He was captured in 1945, was a witness at the Nuremberg trials, and was tried and hung in Poland in 1947. While in prison, he wrote a memoir that is much more chilling than "the banality of evil" of the dumb fuck Eichmann variety.

The history of the Nazi Germany has become so Disneyfied. No one reads or really knows much about it anymore. Everyone vaguely knows (if that!) that the Nazis did camps and that was bad, but that's all. But when you read that text, I think it becomes clear that not only such atrocities can be repeated very easily today, they will be repeated precisely in the name of all that is "good."

Anyway. Höss was the only SS officer at the Nuremberg trials who testified to everything that he'd done. During his own trial he confessed, admitted his guilt, and refused the opportunity to appeal. You will see from the memoir he was a smart, and not even particularly callous man. AND FUCKING YET. That's the point. It is chilling to the bones, and is all the more chilling because of how lucid that memoir is. The only reason he admitted his wrongs was because the Nazis were defeated. It will make you think about those yet undefeated and the atrocities they commit in the name of what they may genuinely consider to be "good."

Links, huge trigger warning obviously :

The memoir (skip to page 118, that's where his tenure at Auschwitz starts)

A kind of condensed article about Höss , with some quotes from the memoir + the trial in Poland

https://en.wikipedia.org/wiki/Rudolf_H%C3%B6ss
https://en.wikiquote.org/wiki/Rudolf_H%C3%B6ss

People are forgetting this shit. It is not enough to know that Nazis = bad. We'll fucking repeat it without learning what actually happened. Look at Ukraine where an SS division has recently been celebrated in the capital because some people there hate the USSR legacy more than they hate fascism, treating these death squads as "liberators."

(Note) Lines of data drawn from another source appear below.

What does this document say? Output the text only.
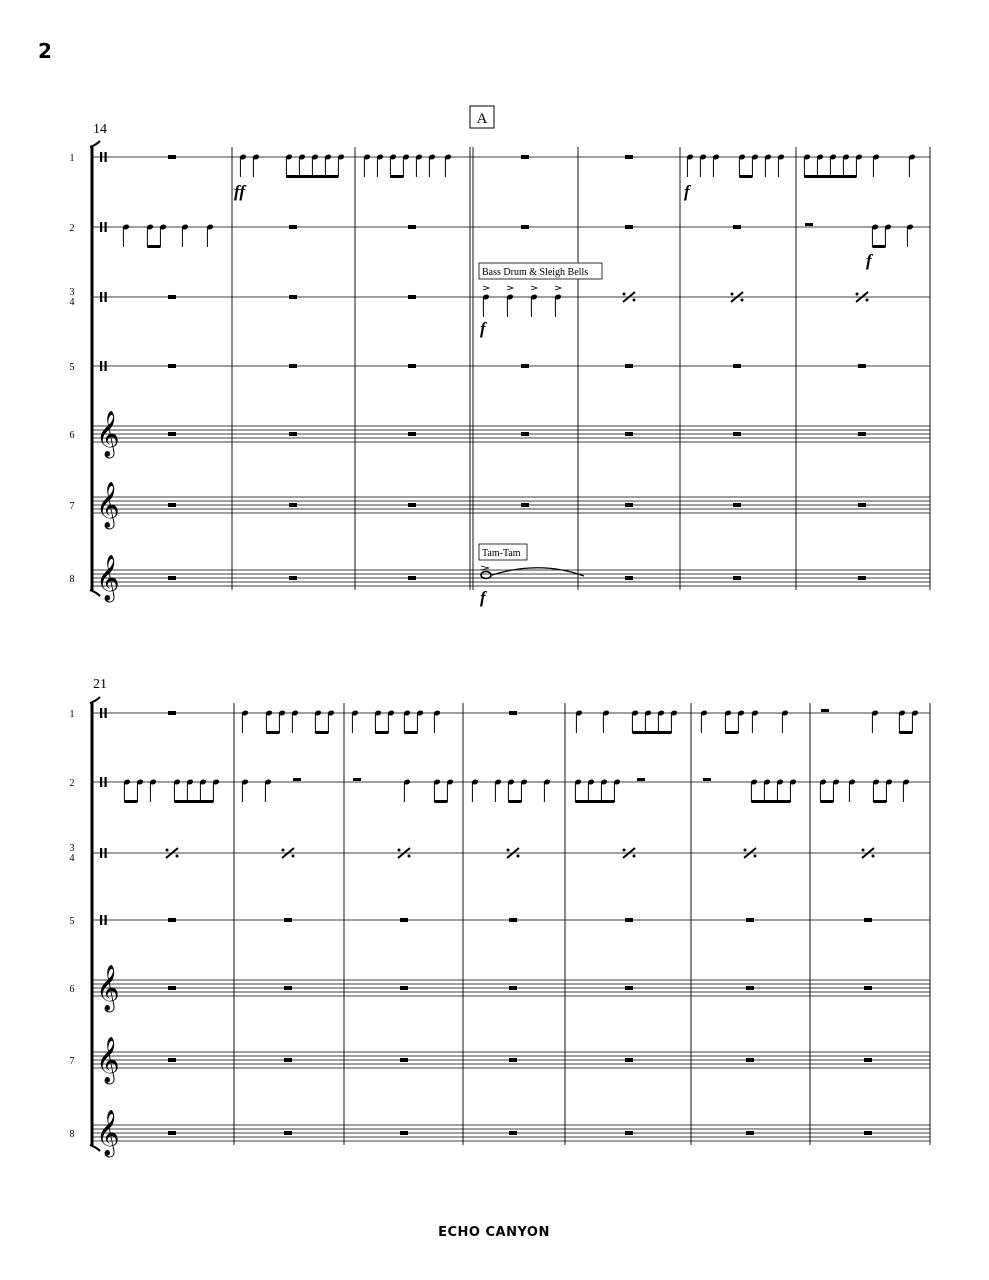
2
A
14
21
𝄞
𝄞
𝄞
1
2
3
4
5
6
7
8
𝄞
𝄞
𝄞
1
2
3
4
5
6
7
8
Bass Drum & Sleigh Bells
Tam-Tam
ff	f
f
f
f
ECHO CANYON
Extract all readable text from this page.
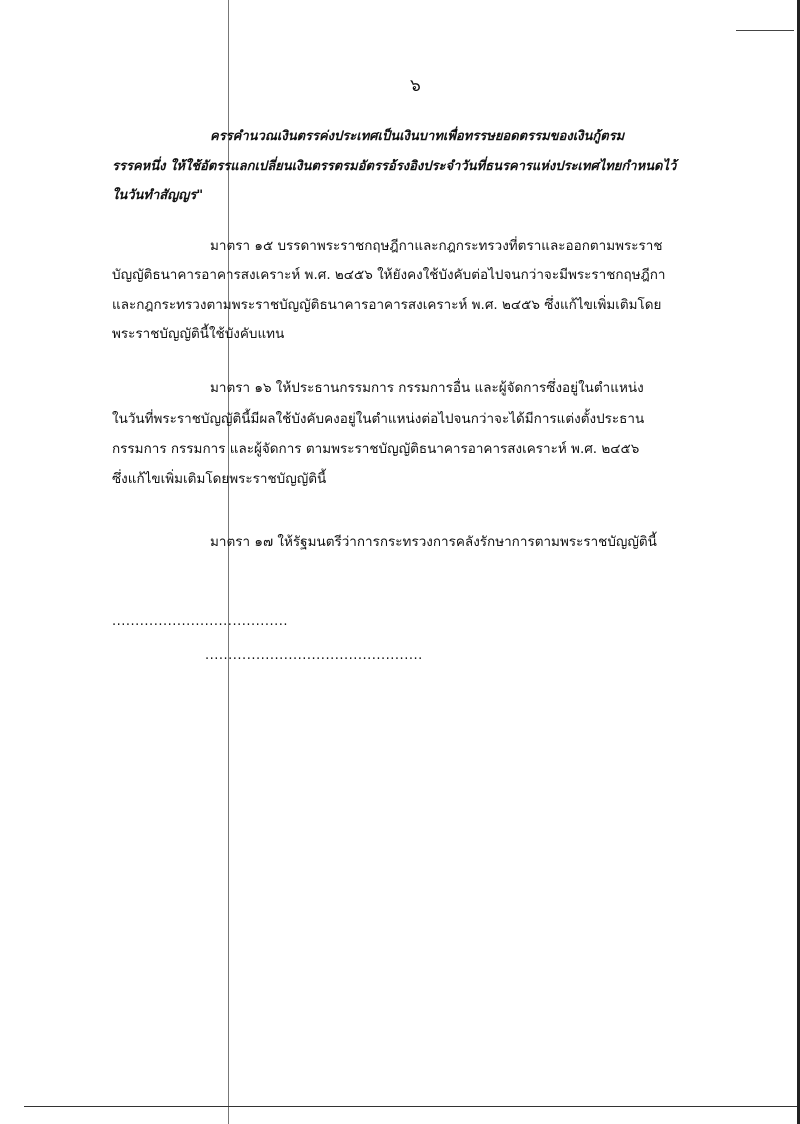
๖
ครรคำนวณเงินตรรค่งประเทศเป็นเงินบาทเพื่อทรรษยอดตรรมของเงินกู้ตรม
รรรคหนึ่ง ให้ใช้อัตรรแลกเปลี่ยนเงินตรรตรมอัตรรอ้รงอิงประจำวันที่ธนรคารแห่งประเทศไทยกำหนดไว้
ในวันทำสัญญร"
มาตรา ๑๕ บรรดาพระราชกฤษฎีกาและกฎกระทรวงที่ตราและออกตามพระราช
บัญญัติธนาคารอาคารสงเคราะห์ พ.ศ. ๒๔๕๖ ให้ยังคงใช้บังคับต่อไปจนกว่าจะมีพระราชกฤษฎีกา
และกฎกระทรวงตามพระราชบัญญัติธนาคารอาคารสงเคราะห์ พ.ศ. ๒๔๕๖ ซึ่งแก้ไขเพิ่มเติมโดย
พระราชบัญญัตินี้ใช้บังคับแทน
มาตรา ๑๖ ให้ประธานกรรมการ กรรมการอื่น และผู้จัดการซึ่งอยู่ในตำแหน่ง
ในวันที่พระราชบัญญัตินี้มีผลใช้บังคับคงอยู่ในตำแหน่งต่อไปจนกว่าจะได้มีการแต่งตั้งประธาน
กรรมการ กรรมการ และผู้จัดการ ตามพระราชบัญญัติธนาคารอาคารสงเคราะห์ พ.ศ. ๒๔๕๖
ซึ่งแก้ไขเพิ่มเติมโดยพระราชบัญญัตินี้
มาตรา ๑๗ ให้รัฐมนตรีว่าการกระทรวงการคลังรักษาการตามพระราชบัญญัตินี้
......................................
...............................................
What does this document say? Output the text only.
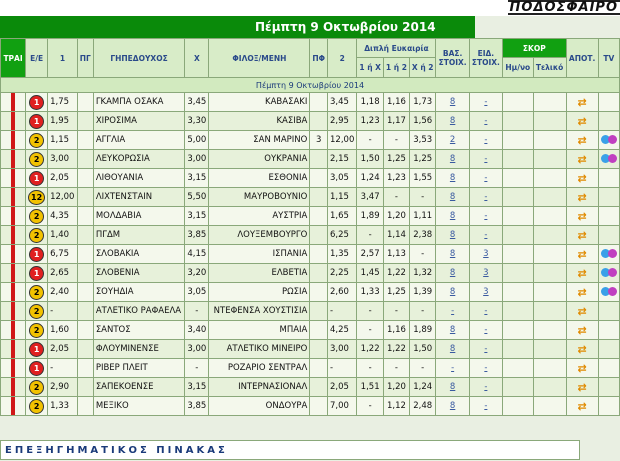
ΠΟΔΟΣΦΑΙΡΟ
Πέμπτη 9 Οκτωβρίου 2014
ΤΡΑΙ	Ε/Ε	1	ΠΓ	ΓΗΠΕΔΟΥΧΟΣ	Χ	ΦΙΛΟΞ/ΜΕΝΗ	ΠΦ	2	Διπλή Ευκαιρία			ΒΑΣ. ΣΤΟΙΧ.	ΕΙΔ. ΣΤΟΙΧ.	ΣΚΟΡ		ΑΠΟΤ.	TV
									1 ή Χ	1 ή 2	Χ ή 2			Ημ/νο	Τελικό		
Πέμπτη 9 Οκτωβρίου 2014																	
	1	1,75		ΓΚΑΜΠΑ ΟΣΑΚΑ	3,45	ΚΑΒΑΣΑΚΙ		3,45	1,18	1,16	1,73	8	-			⇄	
	1	1,95		ΧΙΡΟΣΙΜΑ	3,30	ΚΑΣΙΒΑ		2,95	1,23	1,17	1,56	8	-			⇄	
	2	1,15		ΑΓΓΛΙΑ	5,00	ΣΑΝ ΜΑΡΙΝΟ	3	12,00	-	-	3,53	2	-			⇄	
	2	3,00		ΛΕΥΚΟΡΩΣΙΑ	3,00	ΟΥΚΡΑΝΙΑ		2,15	1,50	1,25	1,25	8	-			⇄	
	1	2,05		ΛΙΘΟΥΑΝΙΑ	3,15	ΕΣΘΟΝΙΑ		3,05	1,24	1,23	1,55	8	-			⇄	
	12	12,00		ΛΙΧΤΕΝΣΤΑΙΝ	5,50	ΜΑΥΡΟΒΟΥΝΙΟ		1,15	3,47	-	-	8	-			⇄	
	2	4,35		ΜΟΛΔΑΒΙΑ	3,15	ΑΥΣΤΡΙΑ		1,65	1,89	1,20	1,11	8	-			⇄	
	2	1,40		ΠΓΔΜ	3,85	ΛΟΥΞΕΜΒΟΥΡΓΟ		6,25	-	1,14	2,38	8	-			⇄	
	1	6,75		ΣΛΟΒΑΚΙΑ	4,15	ΙΣΠΑΝΙΑ		1,35	2,57	1,13	-	8	3			⇄	
	1	2,65		ΣΛΟΒΕΝΙΑ	3,20	ΕΛΒΕΤΙΑ		2,25	1,45	1,22	1,32	8	3			⇄	
	2	2,40		ΣΟΥΗΔΙΑ	3,05	ΡΩΣΙΑ		2,60	1,33	1,25	1,39	8	3			⇄	
	2	-		ΑΤΛΕΤΙΚΟ ΡΑΦΑΕΛΑ	-	ΝΤΕΦΕΝΣΑ ΧΟΥΣΤΙΣΙΑ		-	-	-	-	-	-			⇄	
	2	1,60		ΣΑΝΤΟΣ	3,40	ΜΠΑΙΑ		4,25	-	1,16	1,89	8	-			⇄	
	1	2,05		ΦΛΟΥΜΙΝΕΝΣΕ	3,00	ΑΤΛΕΤΙΚΟ ΜΙΝΕΙΡΟ		3,00	1,22	1,22	1,50	8	-			⇄	
	1	-		ΡΙΒΕΡ ΠΛΕΙΤ	-	ΡΟΖΑΡΙΟ ΣΕΝΤΡΑΛ		-	-	-	-	-	-			⇄	
	2	2,90		ΣΑΠΕΚΟΕΝΣΕ	3,15	ΙΝΤΕΡΝΑΣΙΟΝΑΛ		2,05	1,51	1,20	1,24	8	-			⇄	
	2	1,33		ΜΕΞΙΚΟ	3,85	ΟΝΔΟΥΡΑ		7,00	-	1,12	2,48	8	-			⇄	
ΕΠΕΞΗΓΗΜΑΤΙΚΟΣ ΠΙΝΑΚΑΣ
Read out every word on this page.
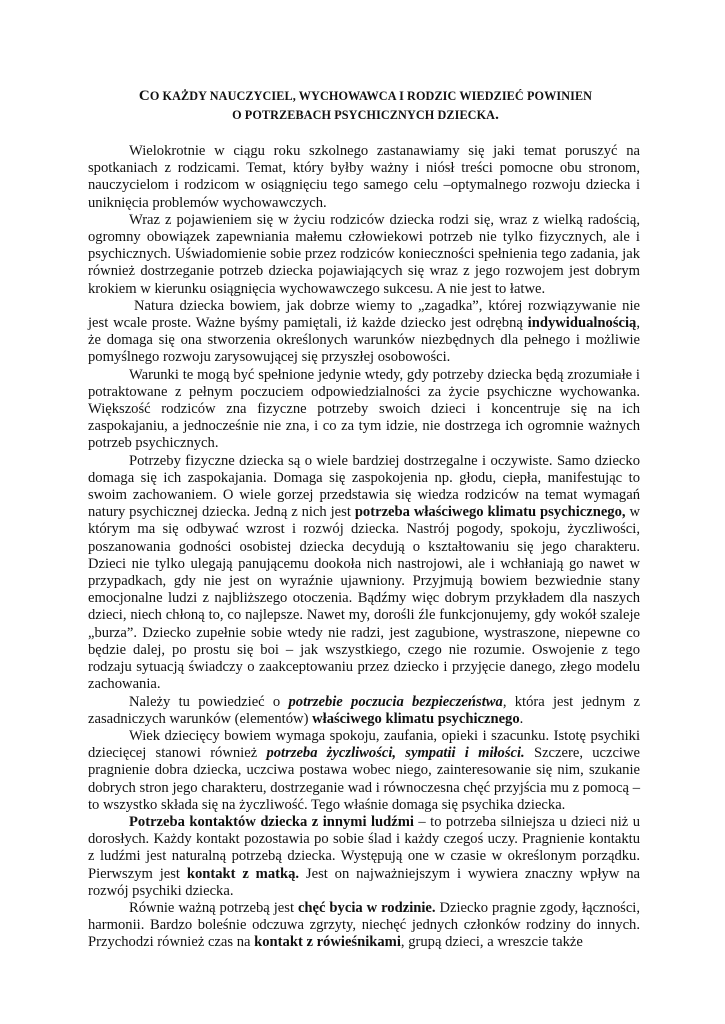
CO KAŻDY NAUCZYCIEL, WYCHOWAWCA I RODZIC WIEDZIEĆ POWINIEN
O POTRZEBACH PSYCHICZNYCH DZIECKA.

Wielokrotnie w ciągu roku szkolnego zastanawiamy się jaki temat poruszyć na spotkaniach z rodzicami. Temat, który byłby ważny i niósł treści pomocne obu stronom, nauczycielom i rodzicom w osiągnięciu tego samego celu –optymalnego rozwoju dziecka i uniknięcia problemów wychowawczych.

Wraz z pojawieniem się w życiu rodziców dziecka rodzi się, wraz z wielką radością, ogromny obowiązek zapewniania małemu człowiekowi potrzeb nie tylko fizycznych, ale i psychicznych. Uświadomienie sobie przez rodziców konieczności spełnienia tego zadania, jak również dostrzeganie potrzeb dziecka pojawiających się wraz z jego rozwojem jest dobrym krokiem w kierunku osiągnięcia wychowawczego sukcesu. A nie jest to łatwe.

Natura dziecka bowiem, jak dobrze wiemy to „zagadka”, której rozwiązywanie nie jest wcale proste. Ważne byśmy pamiętali, iż każde dziecko jest odrębną indywidualnością, że domaga się ona stworzenia określonych warunków niezbędnych dla pełnego i możliwie pomyślnego rozwoju zarysowującej się przyszłej osobowości.

Warunki te mogą być spełnione jedynie wtedy, gdy potrzeby dziecka będą zrozumiałe i potraktowane z pełnym poczuciem odpowiedzialności za życie psychiczne wychowanka. Większość rodziców zna fizyczne potrzeby swoich dzieci i koncentruje się na ich zaspokajaniu, a jednocześnie nie zna, i co za tym idzie, nie dostrzega ich ogromnie ważnych potrzeb psychicznych.

Potrzeby fizyczne dziecka są o wiele bardziej dostrzegalne i oczywiste. Samo dziecko domaga się ich zaspokajania. Domaga się zaspokojenia np. głodu, ciepła, manifestując to swoim zachowaniem. O wiele gorzej przedstawia się wiedza rodziców na temat wymagań natury psychicznej dziecka. Jedną z nich jest potrzeba właściwego klimatu psychicznego, w którym ma się odbywać wzrost i rozwój dziecka. Nastrój pogody, spokoju, życzliwości, poszanowania godności osobistej dziecka decydują o kształtowaniu się jego charakteru. Dzieci nie tylko ulegają panującemu dookoła nich nastrojowi, ale i wchłaniają go nawet w przypadkach, gdy nie jest on wyraźnie ujawniony. Przyjmują bowiem bezwiednie stany emocjonalne ludzi z najbliższego otoczenia. Bądźmy więc dobrym przykładem dla naszych dzieci, niech chłoną to, co najlepsze. Nawet my, dorośli źle funkcjonujemy, gdy wokół szaleje „burza”. Dziecko zupełnie sobie wtedy nie radzi, jest zagubione, wystraszone, niepewne co będzie dalej, po prostu się boi – jak wszystkiego, czego nie rozumie. Oswojenie z tego rodzaju sytuacją świadczy o zaakceptowaniu przez dziecko i przyjęcie danego, złego modelu zachowania.

Należy tu powiedzieć o potrzebie poczucia bezpieczeństwa, która jest jednym z zasadniczych warunków (elementów) właściwego klimatu psychicznego.

Wiek dziecięcy bowiem wymaga spokoju, zaufania, opieki i szacunku. Istotę psychiki dziecięcej stanowi również potrzeba życzliwości, sympatii i miłości. Szczere, uczciwe pragnienie dobra dziecka, uczciwa postawa wobec niego, zainteresowanie się nim, szukanie dobrych stron jego charakteru, dostrzeganie wad i równoczesna chęć przyjścia mu z pomocą – to wszystko składa się na życzliwość. Tego właśnie domaga się psychika dziecka.

Potrzeba kontaktów dziecka z innymi ludźmi – to potrzeba silniejsza u dzieci niż u dorosłych. Każdy kontakt pozostawia po sobie ślad i każdy czegoś uczy. Pragnienie kontaktu z ludźmi jest naturalną potrzebą dziecka. Występują one w czasie w określonym porządku. Pierwszym jest kontakt z matką. Jest on najważniejszym i wywiera znaczny wpływ na rozwój psychiki dziecka.

Równie ważną potrzebą jest chęć bycia w rodzinie. Dziecko pragnie zgody, łączności, harmonii. Bardzo boleśnie odczuwa zgrzyty, niechęć jednych członków rodziny do innych. Przychodzi również czas na kontakt z rówieśnikami, grupą dzieci, a wreszcie także
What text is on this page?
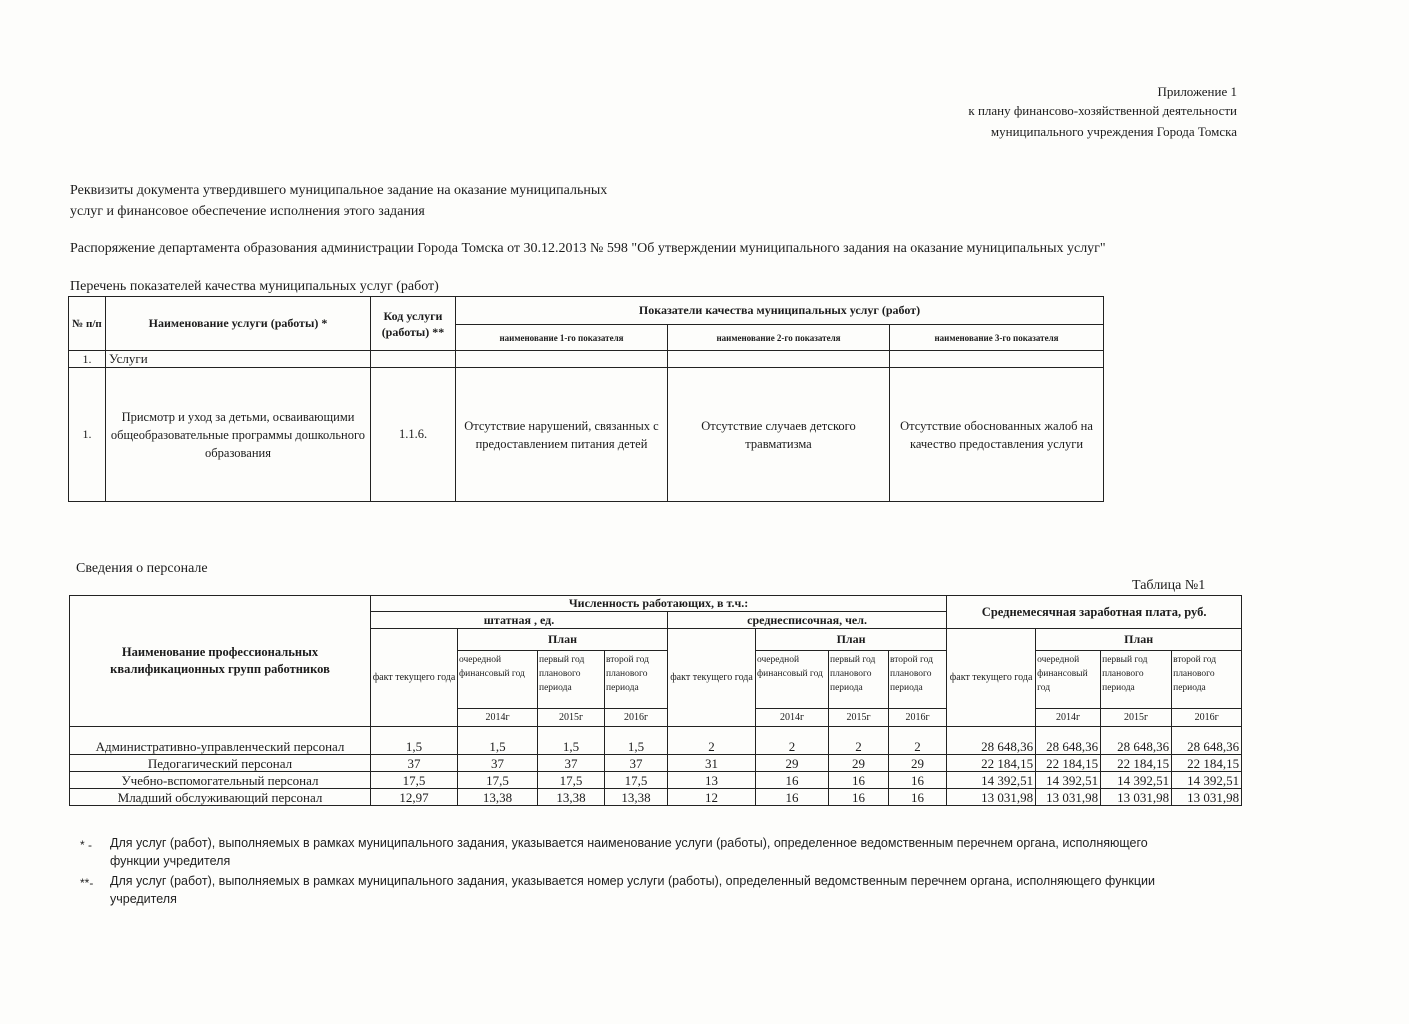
Приложение 1
к плану финансово-хозяйственной деятельности
муниципального учреждения Города Томска
Реквизиты документа утвердившего муниципальное задание на оказание муниципальных
услуг и финансовое обеспечение исполнения этого задания
Распоряжение департамента образования администрации Города Томска от 30.12.2013 № 598 "Об утверждении муниципального задания на оказание муниципальных услуг"
Перечень показателей качества муниципальных услуг (работ)
№ п/п	Наименование услуги (работы) *	Код услуги (работы) **	Показатели качества муниципальных услуг (работ)		
			наименование 1-го показателя	наименование 2-го показателя	наименование 3-го показателя
1.	Услуги				
1.	Присмотр и уход за детьми, осваивающими общеобразовательные программы дошкольного образования	1.1.6.	Отсутствие нарушений, связанных с предоставлением питания детей	Отсутствие случаев детского травматизма	Отсутствие обоснованных жалоб на качество предоставления услуги
Сведения о персонале
Таблица №1
Наименование профессиональных квалификационных групп работников	Численность работающих, в т.ч.:								Среднемесячная заработная плата, руб.			
	штатная , ед.				среднесписочная, чел.							
	факт текущего года	План			факт текущего года	План			факт текущего года	План		
		очередной финансовый год	первый год планового периода	второй год планового периода		очередной финансовый год	первый год планового периода	второй год планового периода		очередной финансовый год	первый год планового периода	второй год планового периода
		2014г	2015г	2016г		2014г	2015г	2016г		2014г	2015г	2016г
Административно-управленческий персонал	1,5	1,5	1,5	1,5	2	2	2	2	28 648,36	28 648,36	28 648,36	28 648,36
Педогагический персонал	37	37	37	37	31	29	29	29	22 184,15	22 184,15	22 184,15	22 184,15
Учебно-вспомогательный персонал	17,5	17,5	17,5	17,5	13	16	16	16	14 392,51	14 392,51	14 392,51	14 392,51
Младший обслуживающий персонал	12,97	13,38	13,38	13,38	12	16	16	16	13 031,98	13 031,98	13 031,98	13 031,98
* - Для услуг (работ), выполняемых в рамках муниципального задания, указывается наименование услуги (работы), определенное ведомственным перечнем органа, исполняющего функции учредителя
**- Для услуг (работ), выполняемых в рамках муниципального задания, указывается номер услуги (работы), определенный ведомственным перечнем органа, исполняющего функции учредителя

    • JuneFall [none/use name]
      ·
      edit-2
      3 years ago

      'Yeah, go read "The Art of the Deal", what Parenti? No, he isn't an enemy, what the Capital, no that isn't of our enemies either, what the speeches of OR Tambo, no they aren't of our enemy either, what the collection of experiences of communist fighters who survived concentration camps, no they aren't of our enemy either, "The Art of the Deal" I tell you! You might add in some "Mein Kampf" if you are at it, surely this will be essential in your communist education - as you have to read your enemies propaganda and tell your communist friends to read their books'

      This website's community seems to have large gaps with basic antifa education and practice.

        • JuneFall [none/use name]
          ·
          3 years ago

          I genuinely think some in the West would have taken the threat of Nazism more seriously.

          Yeah, about that...

          the book in the OP are a unique opportunity

          Is just uninformed :reddit-logo: culture. If you think that, then you think we don't know about the genocide of the Ovaherero and Nama neither, cause the general's diary had a few missing pages.

          Oh wait! We do know and we actually did historical research for decades and decades and the PoV of the oppressed was actually articulated and where external sources where needed they were taken into account and also compared with other things to see if they are valid and which motivation was behind them.

          You are literally arguing like the uninformed i-am-very-smart person when you tell only Nazi PoV's are real PoV's and unique. They aren't. You are just doing something which for more than 50 years we already know, unmotivated reproducing Nazi propaganda by pushing their PoV's, you aren't new or special with that.

          • disco [any]
            ·
            3 years ago

            You are literally arguing like the uninformed i-am-very-smart person when you tell only Nazi PoV’s are real PoV’s and unique

            They are unique, though (although I didn’t say and would not say) that only Nazi POVs were unique. You’re not going to get a first person account of the administration and inner workings of the fascist death machine by reading victim testimonies. They weren’t there when the decisions were being made. You have to examine both if you want a complete picture. Maybe the “general’s diary” from your analogy would have some valuable insight into the tactics used when conducting a war of extermination, insight that might be useful when opposing those tactics in the future.

            If you see no value in that, I don’t know what to tell you.

            • JuneFall [none/use name]
              ·
              3 years ago

              Maybe the “general’s diary” from your analogy would have some valuable insight into the tactics used when conducting a war of extermination

              Just threw up a little, thanks. This is completely fictional for you, how about you actually talk to those affected by the genocide today? I don't get how much energy you spend in defending "one has the free speech to talk about unique nazis", when you do know NOTHING about the genocid vs Ovaherero and Nama and could've used the time to read about it

      • GalaxyBrain [they/them]
        ·
        3 years ago

        Yeah, read art of the deal, if you're already a leftist fucking do read mein Kampf. I'd suggest reading Parenti first, but do you really think he never read any reactionary material himself? Reading isn't fucking mind control. This weird fear of consuming things by people you disagree with will just make you ignorant.